第3回AKB48選抜総選挙で、「神7」と呼ばれる上位7人の一角が崩れた。昨年、4位だった板野友美(19)が8位にダウン。逆に昨年8位だった柏木由紀(19)が3位に浮上した。また、指原莉乃(18)が昨年より10ランクアップする9位に躍進するなど、新勢力が台頭した。
神話が崩れた。第1回、第2回の選抜総選挙で上位7人の顔ぶれは同じだった。「神7」。ファンは、こう崇(あが)めていた。しかし、今年、新勢力の台頭が序列を変えた。会場はファンの驚がくの声に悲鳴が交じり、異様な雰囲気になった。
言葉を続けるのも難しかった。板野は弱々しく壇上を歩み、目を真っ赤にした。「去年、7位から4位になって、すごくうれしかった。今年は8位だった…」。止めどなく出てくる涙に、必死に打ち勝とうとした。力を振り絞り、「これからもAKB48を愛して、さらに頑張っていきたいです」と声に出した。
板野は今年1月26日、「DearJ」を発売し、AKB48のメンバーで最初にソロデビューを果たした。他メンバーに比べ同性からの支持が高く、メディア露出も多い。5月25日の速報では8位だったが、この日は上位に食い込んでくると思われていた。
その板野以上に、この日会場で最も大きな驚きの声が上がったのが、高橋みなみの7位だった。板野は速報発表の時点で順位が危惧されていたが、高橋は速報では4位。過去2回は5位、6位で、今年のランクアップは確実視されていた。
思いのほか早く名前があがったが、高橋は落ち着いた顔で元気にステージへ。
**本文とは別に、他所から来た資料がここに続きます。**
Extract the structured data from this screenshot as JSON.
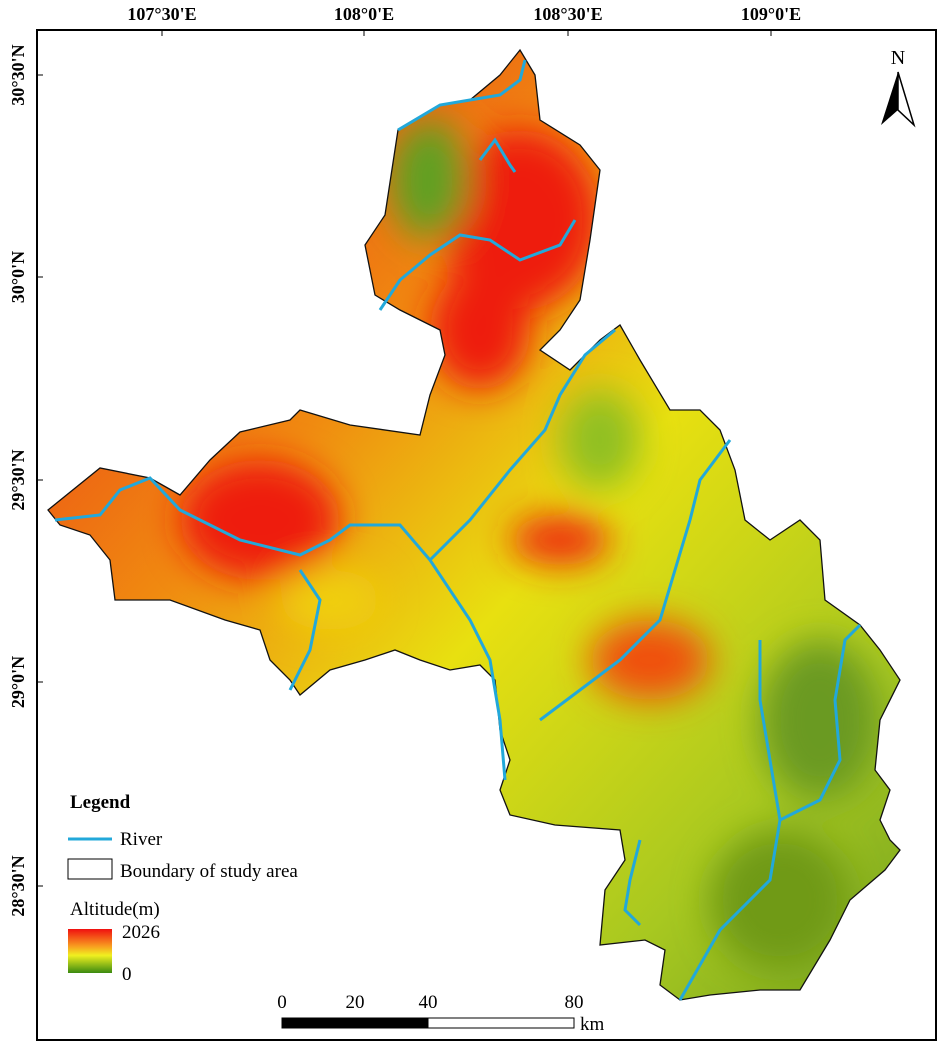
{
  "map": {
    "north_label": "N",
    "lon_labels": [
      "107°30'E",
      "108°0'E",
      "108°30'E",
      "109°0'E"
    ],
    "lat_labels": [
      "30°30'N",
      "30°0'N",
      "29°30'N",
      "29°0'N",
      "28°30'N"
    ],
    "legend": {
      "title": "Legend",
      "items": [
        "River",
        "Boundary of study area"
      ],
      "altitude_title": "Altitude(m)",
      "altitude_max": 2026,
      "altitude_min": 0
    },
    "scale_bar": {
      "labels": [
        0,
        20,
        40,
        80
      ],
      "unit": "km"
    }
  }
}
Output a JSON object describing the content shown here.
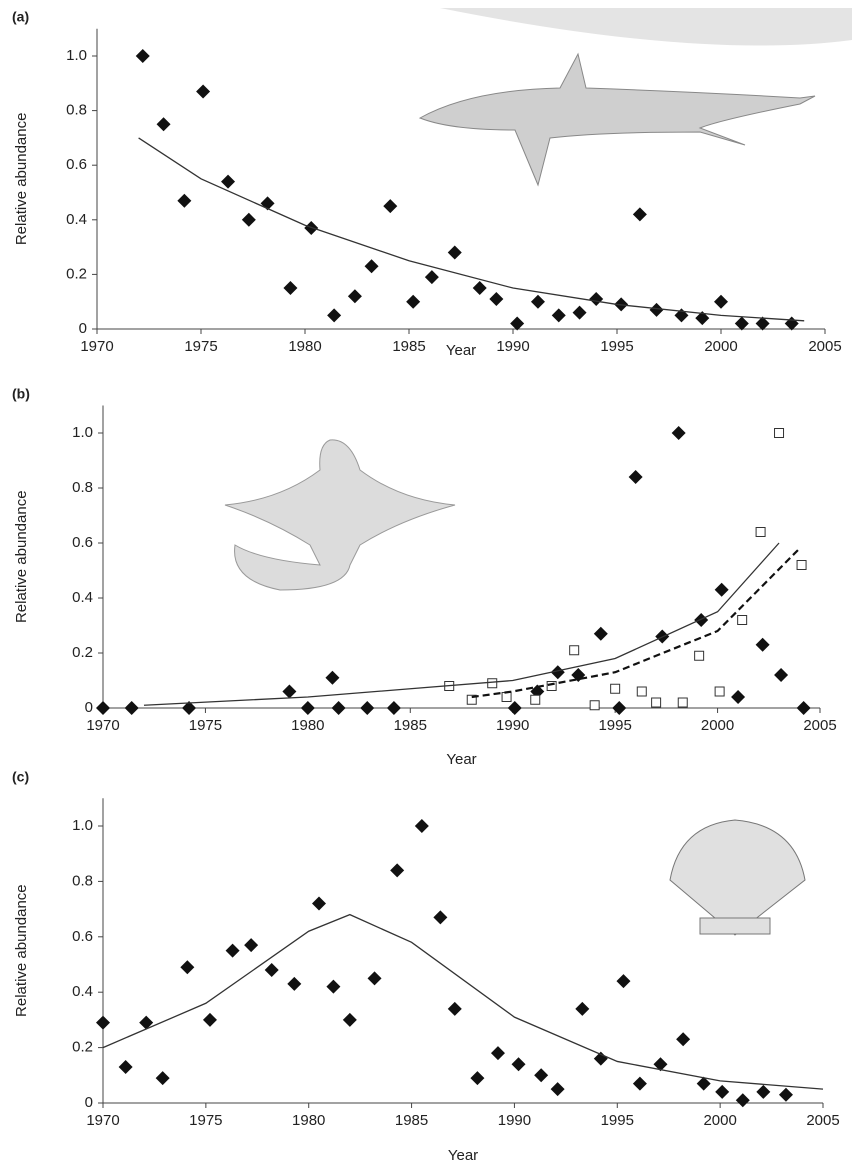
{
  "chart_data": [
    {
      "type": "scatter",
      "label": "(a)",
      "x_label": "Year",
      "y_label": "Relative abundance",
      "xlim": [
        1970,
        2005
      ],
      "xticks": [
        1970,
        1975,
        1980,
        1985,
        1990,
        1995,
        2000,
        2005
      ],
      "ylim": [
        0,
        1.1
      ],
      "yticks": [
        0,
        0.2,
        0.4,
        0.6,
        0.8,
        {
          "value": 1,
          "label": "1.0"
        }
      ],
      "series": [
        {
          "marker": "diamond",
          "color": "#111111",
          "x": [
            1972.2,
            1973.2,
            1974.2,
            1975.1,
            1976.3,
            1977.3,
            1978.2,
            1979.3,
            1980.3,
            1981.4,
            1982.4,
            1983.2,
            1984.1,
            1985.2,
            1986.1,
            1987.2,
            1988.4,
            1989.2,
            1990.2,
            1991.2,
            1992.2,
            1993.2,
            1994.0,
            1995.2,
            1996.1,
            1996.9,
            1998.1,
            1999.1,
            2000.0,
            2001.0,
            2002.0,
            2003.4
          ],
          "values": [
            1.0,
            0.75,
            0.47,
            0.87,
            0.54,
            0.4,
            0.46,
            0.15,
            0.37,
            0.05,
            0.12,
            0.23,
            0.45,
            0.1,
            0.19,
            0.28,
            0.15,
            0.11,
            0.02,
            0.1,
            0.05,
            0.06,
            0.11,
            0.09,
            0.42,
            0.07,
            0.05,
            0.04,
            0.1,
            0.02,
            0.02,
            0.02
          ]
        },
        {
          "marker": "line",
          "color": "#333333",
          "x": [
            1972,
            1975,
            1980,
            1985,
            1990,
            1995,
            2000,
            2004
          ],
          "values": [
            0.7,
            0.55,
            0.38,
            0.25,
            0.15,
            0.09,
            0.05,
            0.03
          ]
        }
      ]
    },
    {
      "type": "scatter",
      "label": "(b)",
      "x_label": "Year",
      "y_label": "Relative abundance",
      "xlim": [
        1970,
        2005
      ],
      "xticks": [
        1970,
        1975,
        1980,
        1985,
        1990,
        1995,
        2000,
        2005
      ],
      "ylim": [
        0,
        1.1
      ],
      "yticks": [
        0,
        0.2,
        0.4,
        0.6,
        0.8,
        {
          "value": 1,
          "label": "1.0"
        }
      ],
      "series": [
        {
          "marker": "diamond",
          "color": "#111111",
          "x": [
            1970,
            1971.4,
            1974.2,
            1979.1,
            1980.0,
            1981.2,
            1981.5,
            1982.9,
            1984.2,
            1990.1,
            1991.2,
            1992.2,
            1993.2,
            1994.3,
            1995.2,
            1996.0,
            1997.3,
            1998.1,
            1999.2,
            2000.2,
            2001.0,
            2002.2,
            2003.1,
            2004.2
          ],
          "values": [
            0,
            0,
            0,
            0.06,
            0,
            0.11,
            0,
            0,
            0,
            0,
            0.06,
            0.13,
            0.12,
            0.27,
            0,
            0.84,
            0.26,
            1.0,
            0.32,
            0.43,
            0.04,
            0.23,
            0.12,
            0
          ]
        },
        {
          "marker": "square",
          "color": "#333333",
          "x": [
            1986.9,
            1988.0,
            1989.0,
            1989.7,
            1991.1,
            1991.9,
            1993.0,
            1994.0,
            1995.0,
            1996.3,
            1997.0,
            1998.3,
            1999.1,
            2000.1,
            2001.2,
            2002.1,
            2003.0,
            2004.1
          ],
          "values": [
            0.08,
            0.03,
            0.09,
            0.04,
            0.03,
            0.08,
            0.21,
            0.01,
            0.07,
            0.06,
            0.02,
            0.02,
            0.19,
            0.06,
            0.32,
            0.64,
            1.0,
            0.52
          ]
        },
        {
          "marker": "line",
          "color": "#333333",
          "x": [
            1972,
            1980,
            1985,
            1990,
            1995,
            2000,
            2003
          ],
          "values": [
            0.01,
            0.04,
            0.07,
            0.1,
            0.18,
            0.35,
            0.6
          ]
        },
        {
          "marker": "line",
          "dash": true,
          "color": "#111111",
          "x": [
            1988,
            1990,
            1995,
            2000,
            2004
          ],
          "values": [
            0.04,
            0.06,
            0.13,
            0.28,
            0.58
          ]
        }
      ]
    },
    {
      "type": "scatter",
      "label": "(c)",
      "x_label": "Year",
      "y_label": "Relative abundance",
      "xlim": [
        1970,
        2005
      ],
      "xticks": [
        1970,
        1975,
        1980,
        1985,
        1990,
        1995,
        2000,
        2005
      ],
      "ylim": [
        0,
        1.1
      ],
      "yticks": [
        0,
        0.2,
        0.4,
        0.6,
        0.8,
        {
          "value": 1,
          "label": "1.0"
        }
      ],
      "series": [
        {
          "marker": "diamond",
          "color": "#111111",
          "x": [
            1970,
            1971.1,
            1972.1,
            1972.9,
            1974.1,
            1975.2,
            1976.3,
            1977.2,
            1978.2,
            1979.3,
            1980.5,
            1981.2,
            1982.0,
            1983.2,
            1984.3,
            1985.5,
            1986.4,
            1987.1,
            1988.2,
            1989.2,
            1990.2,
            1991.3,
            1992.1,
            1993.3,
            1994.2,
            1995.3,
            1996.1,
            1997.1,
            1998.2,
            1999.2,
            2000.1,
            2001.1,
            2002.1,
            2003.2
          ],
          "values": [
            0.29,
            0.13,
            0.29,
            0.09,
            0.49,
            0.3,
            0.55,
            0.57,
            0.48,
            0.43,
            0.72,
            0.42,
            0.3,
            0.45,
            0.84,
            1.0,
            0.67,
            0.34,
            0.09,
            0.18,
            0.14,
            0.1,
            0.05,
            0.34,
            0.16,
            0.44,
            0.07,
            0.14,
            0.23,
            0.07,
            0.04,
            0.01,
            0.04,
            0.03
          ]
        },
        {
          "marker": "line",
          "color": "#333333",
          "x": [
            1970,
            1975,
            1980,
            1982,
            1985,
            1990,
            1995,
            2000,
            2005
          ],
          "values": [
            0.2,
            0.36,
            0.62,
            0.68,
            0.58,
            0.31,
            0.15,
            0.08,
            0.05
          ]
        }
      ]
    }
  ]
}
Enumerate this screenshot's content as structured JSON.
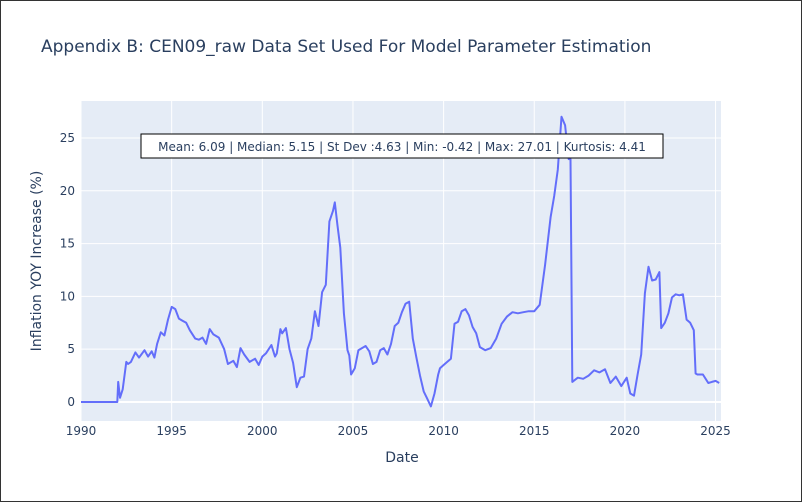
{
  "chart_data": {
    "type": "line",
    "title": "Appendix B: CEN09_raw Data Set Used For Model Parameter Estimation",
    "xlabel": "Date",
    "ylabel": "Inflation YOY Increase (%)",
    "xlim": [
      1990.0,
      2025.3
    ],
    "ylim": [
      -1.8,
      28.5
    ],
    "x_ticks": [
      1990,
      1995,
      2000,
      2005,
      2010,
      2015,
      2020,
      2025
    ],
    "y_ticks": [
      0,
      5,
      10,
      15,
      20,
      25
    ],
    "grid": true,
    "line_color": "#636efa",
    "plot_bg": "#e5ecf6",
    "annotation": "Mean: 6.09 | Median: 5.15 | St Dev :4.63 | Min: -0.42 | Max: 27.01 | Kurtosis: 4.41",
    "series": [
      {
        "x": [
          1990.0,
          1992.0,
          1992.05,
          1992.15,
          1992.3,
          1992.5,
          1992.6,
          1992.75,
          1993.0,
          1993.2,
          1993.5,
          1993.7,
          1993.9,
          1994.05,
          1994.2,
          1994.4,
          1994.6,
          1994.8,
          1995.0,
          1995.2,
          1995.4,
          1995.6,
          1995.8,
          1996.0,
          1996.3,
          1996.5,
          1996.7,
          1996.9,
          1997.1,
          1997.3,
          1997.6,
          1997.9,
          1998.1,
          1998.4,
          1998.6,
          1998.8,
          1999.0,
          1999.3,
          1999.6,
          1999.8,
          2000.0,
          2000.2,
          2000.5,
          2000.7,
          2000.8,
          2001.0,
          2001.1,
          2001.3,
          2001.5,
          2001.7,
          2001.9,
          2002.1,
          2002.3,
          2002.5,
          2002.7,
          2002.9,
          2003.1,
          2003.3,
          2003.5,
          2003.7,
          2003.9,
          2004.0,
          2004.15,
          2004.3,
          2004.5,
          2004.7,
          2004.8,
          2004.9,
          2005.1,
          2005.3,
          2005.5,
          2005.7,
          2005.9,
          2006.1,
          2006.3,
          2006.5,
          2006.7,
          2006.9,
          2007.1,
          2007.3,
          2007.5,
          2007.7,
          2007.9,
          2008.1,
          2008.3,
          2008.5,
          2008.7,
          2008.9,
          2009.1,
          2009.3,
          2009.5,
          2009.7,
          2009.8,
          2010.0,
          2010.2,
          2010.4,
          2010.6,
          2010.8,
          2011.0,
          2011.2,
          2011.4,
          2011.6,
          2011.8,
          2012.0,
          2012.3,
          2012.6,
          2012.9,
          2013.2,
          2013.5,
          2013.8,
          2014.1,
          2014.4,
          2014.7,
          2015.0,
          2015.3,
          2015.6,
          2015.9,
          2016.1,
          2016.3,
          2016.5,
          2016.7,
          2016.9,
          2017.0,
          2017.1,
          2017.4,
          2017.7,
          2018.0,
          2018.3,
          2018.6,
          2018.9,
          2019.2,
          2019.5,
          2019.8,
          2020.1,
          2020.3,
          2020.5,
          2020.7,
          2020.9,
          2021.1,
          2021.3,
          2021.5,
          2021.7,
          2021.9,
          2022.0,
          2022.2,
          2022.4,
          2022.6,
          2022.8,
          2023.0,
          2023.2,
          2023.4,
          2023.6,
          2023.8,
          2023.9,
          2024.0,
          2024.3,
          2024.6,
          2024.8,
          2025.0,
          2025.2
        ],
        "y": [
          0.0,
          0.0,
          1.9,
          0.4,
          1.2,
          3.8,
          3.6,
          3.8,
          4.7,
          4.2,
          4.9,
          4.3,
          4.8,
          4.2,
          5.5,
          6.6,
          6.3,
          7.8,
          9.0,
          8.8,
          7.9,
          7.7,
          7.5,
          6.8,
          6.0,
          5.9,
          6.1,
          5.5,
          6.9,
          6.4,
          6.1,
          5.0,
          3.6,
          3.9,
          3.3,
          5.1,
          4.5,
          3.8,
          4.1,
          3.5,
          4.3,
          4.6,
          5.4,
          4.3,
          4.6,
          6.9,
          6.5,
          7.0,
          5.0,
          3.7,
          1.4,
          2.3,
          2.4,
          5.0,
          6.0,
          8.6,
          7.2,
          10.4,
          11.1,
          17.1,
          18.1,
          18.9,
          16.7,
          14.6,
          8.4,
          4.9,
          4.4,
          2.6,
          3.2,
          4.9,
          5.1,
          5.3,
          4.8,
          3.6,
          3.8,
          4.9,
          5.1,
          4.5,
          5.5,
          7.2,
          7.5,
          8.5,
          9.3,
          9.5,
          6.0,
          4.2,
          2.5,
          1.0,
          0.3,
          -0.42,
          0.8,
          2.6,
          3.2,
          3.5,
          3.8,
          4.1,
          7.4,
          7.6,
          8.6,
          8.8,
          8.2,
          7.1,
          6.5,
          5.2,
          4.9,
          5.1,
          6.0,
          7.4,
          8.1,
          8.5,
          8.4,
          8.5,
          8.6,
          8.6,
          9.2,
          13.0,
          17.5,
          19.5,
          22.0,
          27.01,
          26.2,
          23.0,
          23.0,
          1.9,
          2.3,
          2.2,
          2.5,
          3.0,
          2.8,
          3.1,
          1.8,
          2.4,
          1.5,
          2.3,
          0.8,
          0.6,
          2.6,
          4.5,
          10.3,
          12.8,
          11.5,
          11.6,
          12.3,
          7.0,
          7.5,
          8.4,
          9.9,
          10.2,
          10.1,
          10.2,
          7.8,
          7.5,
          6.8,
          2.7,
          2.6,
          2.6,
          1.8,
          1.9,
          2.0,
          1.8
        ]
      }
    ]
  }
}
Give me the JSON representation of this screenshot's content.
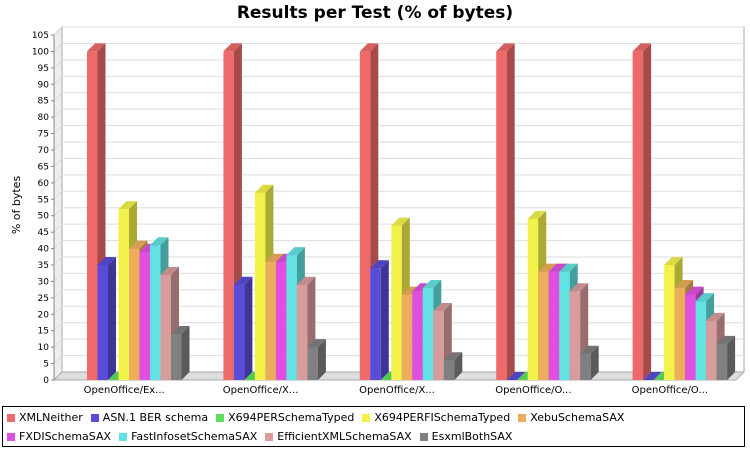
{
  "chart_data": {
    "type": "bar",
    "title": "Results per Test (% of bytes)",
    "ylabel": "% of bytes",
    "xlabel": "",
    "ylim": [
      0,
      105
    ],
    "yticks": [
      0,
      5,
      10,
      15,
      20,
      25,
      30,
      35,
      40,
      45,
      50,
      55,
      60,
      65,
      70,
      75,
      80,
      85,
      90,
      95,
      100,
      105
    ],
    "grid": true,
    "three_d": true,
    "legend_position": "bottom",
    "categories": [
      "OpenOffice/Ex...",
      "OpenOffice/X...",
      "OpenOffice/X...",
      "OpenOffice/O...",
      "OpenOffice/O..."
    ],
    "series": [
      {
        "name": "XMLNeither",
        "color": "#ee6a6a",
        "values": [
          100,
          100,
          100,
          100,
          100
        ]
      },
      {
        "name": "ASN.1 BER schema",
        "color": "#5a4cd8",
        "values": [
          35,
          29,
          34,
          0,
          0
        ]
      },
      {
        "name": "X694PERSchemaTyped",
        "color": "#5fe05f",
        "values": [
          0,
          0,
          0,
          0,
          0
        ]
      },
      {
        "name": "X694PERFISchemaTyped",
        "color": "#f2f24a",
        "values": [
          52,
          57,
          47,
          49,
          35
        ]
      },
      {
        "name": "XebuSchemaSAX",
        "color": "#ecae5a",
        "values": [
          40,
          36,
          26,
          33,
          28
        ]
      },
      {
        "name": "FXDISchemaSAX",
        "color": "#e050e0",
        "values": [
          39,
          36,
          27,
          33,
          26
        ]
      },
      {
        "name": "FastInfosetSchemaSAX",
        "color": "#62e2e2",
        "values": [
          41,
          38,
          28,
          33,
          24
        ]
      },
      {
        "name": "EfficientXMLSchemaSAX",
        "color": "#d99c9c",
        "values": [
          32,
          29,
          21,
          27,
          18
        ]
      },
      {
        "name": "EsxmlBothSAX",
        "color": "#808080",
        "values": [
          14,
          10,
          6,
          8,
          11
        ]
      }
    ]
  }
}
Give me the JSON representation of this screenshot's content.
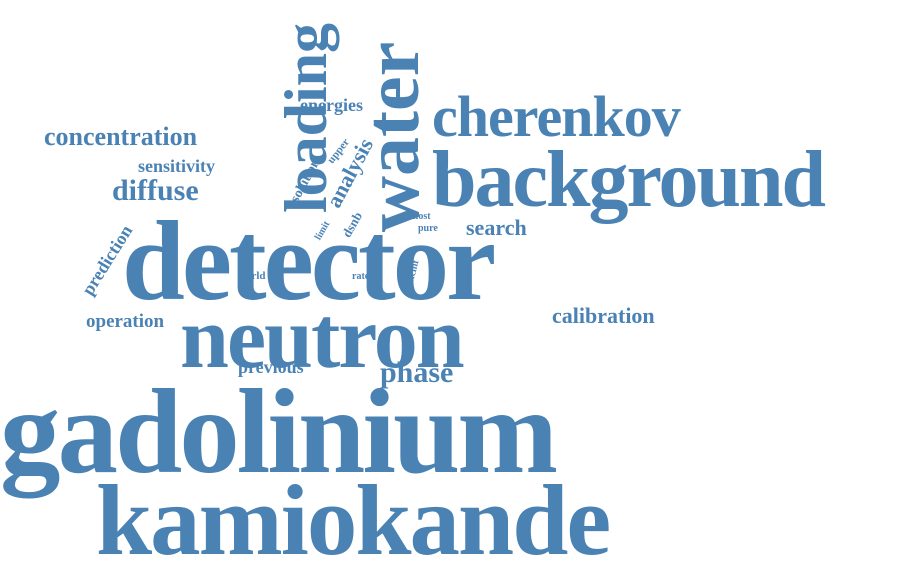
{
  "colors": {
    "word": "#4a82b4",
    "background": "#ffffff"
  },
  "words": {
    "gadolinium": "gadolinium",
    "kamiokande": "kamiokande",
    "detector": "detector",
    "neutron": "neutron",
    "background": "background",
    "cherenkov": "cherenkov",
    "water": "water",
    "loading": "loading",
    "concentration": "concentration",
    "diffuse": "diffuse",
    "sensitivity": "sensitivity",
    "energies": "energies",
    "analysis": "analysis",
    "solution": "solution",
    "upper": "upper",
    "limit": "limit",
    "dsnb": "dsnb",
    "most": "most",
    "pure": "pure",
    "search": "search",
    "prediction": "prediction",
    "world": "world",
    "rate": "rate",
    "hcinf": "hcinf",
    "operation": "operation",
    "calibration": "calibration",
    "previous": "previous",
    "phase": "phase"
  }
}
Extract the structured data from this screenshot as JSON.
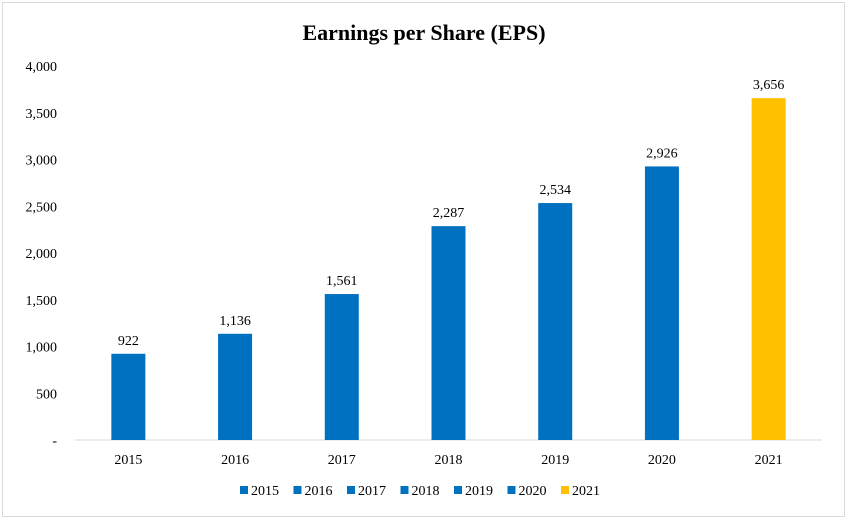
{
  "chart_data": {
    "type": "bar",
    "title": "Earnings per Share (EPS)",
    "categories": [
      "2015",
      "2016",
      "2017",
      "2018",
      "2019",
      "2020",
      "2021"
    ],
    "values": [
      922,
      1136,
      1561,
      2287,
      2534,
      2926,
      3656
    ],
    "data_labels": [
      "922",
      "1,136",
      "1,561",
      "2,287",
      "2,534",
      "2,926",
      "3,656"
    ],
    "bar_colors": [
      "#0070c0",
      "#0070c0",
      "#0070c0",
      "#0070c0",
      "#0070c0",
      "#0070c0",
      "#ffc000"
    ],
    "ylim": [
      0,
      4000
    ],
    "yticks": [
      0,
      500,
      1000,
      1500,
      2000,
      2500,
      3000,
      3500,
      4000
    ],
    "ytick_labels": [
      "-",
      "500",
      "1,000",
      "1,500",
      "2,000",
      "2,500",
      "3,000",
      "3,500",
      "4,000"
    ],
    "xlabel": "",
    "ylabel": "",
    "grid": false,
    "legend": {
      "placement": "bottom",
      "entries": [
        "2015",
        "2016",
        "2017",
        "2018",
        "2019",
        "2020",
        "2021"
      ]
    }
  }
}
「順位は下がりましたが、私は私、高橋みなみは高橋みなみ」と悔しさをにじませながら自らを励ました。
板野、高橋ともにAKB48を創成期から支え、今ではたった6人となった貴重な1期生。世代交代が進んでいても、最も売れないころから支えてきた自負はある。高橋は「これから、増える仲間も去っていく仲間もいると思うけど、メンバーと一番近い立場で見守っていきたい」と先輩としての貫禄も見せた。
順位は下げても、中心メンバーであることは変わらない2人。今後もAKB48をリードし、来年のリベンジを目指す。
◆第3回AKB48選抜総選挙 正式名称は「AKB48 22ndシングル選抜総選挙」。ファン投票で選ばれたランキング上位21人が、22枚目のシングル(8月発売予定)を歌う選抜メンバーとなる。上位12人は「メディア選抜」としてテレビや雑誌に出演できる権利が与えられ、22~40位の19人は「アンダーガールズ」として、22枚目シングルのカップリング曲を歌う。今回の立候補者はAKB48(68人)、SKE48(57人)、NMB48(25人)の150人。投票できるのは、投票カード入りの21枚目のシングル「Everyday、カチューシャ」の購入者、AKB48オフィシャルファンクラブ会員、公式モバイルサイト会員ら。動画サイト「YouTube」で“政見放送”が流された。投票は5月24日午前10時スタートし、8日午後3時に締め切られた。5月25日に速報結果が発表され、大島優子が2位の前田敦子に704票差をつけ1位発進した。第1回、第2回であった中間発表はなかった。
◆神7(かみセブン) ファンの間で、第1回、第2回選抜総選挙の上位7人を指す。順位の変動はあったが、大島、前田、篠田、板野、渡辺、高橋、小嶋の顔ぶれは同じだった。